Central aims to outperform competitor rates. By leveraging this opportunity to invest in training and upskilling our workforce, we can cultivate a team of skilled professionals who can deliver superior value to our client’s and candidates. Additionally, by offering competitive wages and benefits, we can attract top talent in the industry and position ourselves as an employer of choice, thereby gaining a competitive edge over rivals.

When proposing rates to our client’s, we take guidance from the Government GLAA (Gangmasters and Labour Abuse Authority) charge rates, published between March and April. This is currently set at £1.29 per hour.

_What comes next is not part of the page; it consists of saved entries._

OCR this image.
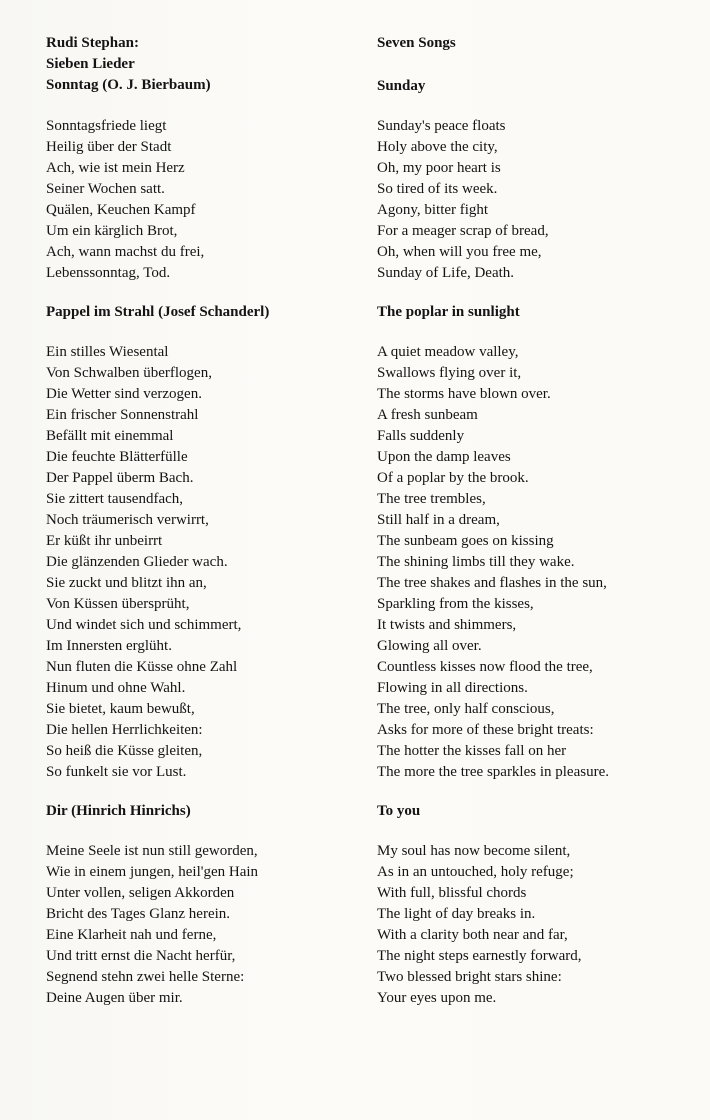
Rudi Stephan:

Sieben Lieder

Sonntag (O. J. Bierbaum)

Sonntagsfriede liegt
Heilig über der Stadt
Ach, wie ist mein Herz
Seiner Wochen satt.
Quälen, Keuchen Kampf
Um ein kärglich Brot,
Ach, wann machst du frei,
Lebenssonntag, Tod.

Pappel im Strahl (Josef Schanderl)

Ein stilles Wiesental
Von Schwalben überflogen,
Die Wetter sind verzogen.
Ein frischer Sonnenstrahl
Befällt mit einemmal
Die feuchte Blätterfülle
Der Pappel überm Bach.
Sie zittert tausendfach,
Noch träumerisch verwirrt,
Er küßt ihr unbeirrt
Die glänzenden Glieder wach.
Sie zuckt und blitzt ihn an,
Von Küssen übersprüht,
Und windet sich und schimmert,
Im Innersten erglüht.
Nun fluten die Küsse ohne Zahl
Hinum und ohne Wahl.
Sie bietet, kaum bewußt,
Die hellen Herrlichkeiten:
So heiß die Küsse gleiten,
So funkelt sie vor Lust.

Dir (Hinrich Hinrichs)

Meine Seele ist nun still geworden,
Wie in einem jungen, heil'gen Hain
Unter vollen, seligen Akkorden
Bricht des Tages Glanz herein.
Eine Klarheit nah und ferne,
Und tritt ernst die Nacht herfür,
Segnend stehn zwei helle Sterne:
Deine Augen über mir.

Seven Songs

Sunday

Sunday's peace floats
Holy above the city,
Oh, my poor heart is
So tired of its week.
Agony, bitter fight
For a meager scrap of bread,
Oh, when will you free me,
Sunday of Life, Death.

The poplar in sunlight

A quiet meadow valley,
Swallows flying over it,
The storms have blown over.
A fresh sunbeam
Falls suddenly
Upon the damp leaves
Of a poplar by the brook.
The tree trembles,
Still half in a dream,
The sunbeam goes on kissing
The shining limbs till they wake.
The tree shakes and flashes in the sun,
Sparkling from the kisses,
It twists and shimmers,
Glowing all over.
Countless kisses now flood the tree,
Flowing in all directions.
The tree, only half conscious,
Asks for more of these bright treats:
The hotter the kisses fall on her
The more the tree sparkles in pleasure.

To you

My soul has now become silent,
As in an untouched, holy refuge;
With full, blissful chords
The light of day breaks in.
With a clarity both near and far,
The night steps earnestly forward,
Two blessed bright stars shine:
Your eyes upon me.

This indicative guidance sets out the minimum charge rates to apply between a labour provider and labour user. The rates cover statutory requirements as well as basic overheads. This latest guidance takes account of new national minimum/living wages, national insurance thresholds, increased labour sourcing and retention costs, increased transport costs and PPE. The rates do not include any margin for a labour provider’s profit. The figures have been compiled for the GLAA by the Association of Labour Providers (ALP).

As well as reducing our labour supply costs, Central consistently maintains high standards of compliance, ensuring all candidates have the right to work in the UK, hold a level 2 in both Math and English, 2 recent work reference, relevant experience and supply relevant background checks.  We also ensure pre-employment inductions and appropriate pre-employment training for candidates prior to any job placement.

Our service costs and proposed rates are inclusive of the below costs.


We are heavily invested in all the major Job Boards. This ensures our averts are shown on the first page of job listings and gives us an application rate of approx. 2,000 candidates per week and the top 5% (100) are booked into our office for RTW compliance verification and a face-to-face interview.

Inductions / Sickness and absence

Pre-employment inductions are carried out to ensure our clients always have an available pool of candidates who are job ready. This also allows Central to cover any short-term gaps in labour supply due to sickness and absence, either Central candidates on assignment or short-term cover for your own permanent employees.

Drug & alcohol testing (when applicable)

When applicable drug and alcohol testing is also carried out by Central Employment by our certified trusted partners.

Replacing unsuitable candidates

Central also replace unsuitable candidates free of charge. This may be due to performance, conduct, time and attendance issues and in the event the candidate does not find the assignment suitable and does not wish to return.

The largest increase in the UK minimum living wage represents a pivotal moment in advancing social and economic equality while posing challenges for businesses to adapt and thrive in a changing landscape. By strategically addressing labour supply costs, leveraging the wage hike to enhance employee engagement, and positioning our company as a market leader through competitive rates, we can navigate the complexities of the evolving labour market and emerge stronger and more resilient than ever before. As we embark on this journey, we want to take the opportunity to create a positive impact on our workforce, our company, and the society at large.

Please check all parity pay rates – Any changes will require immediate action.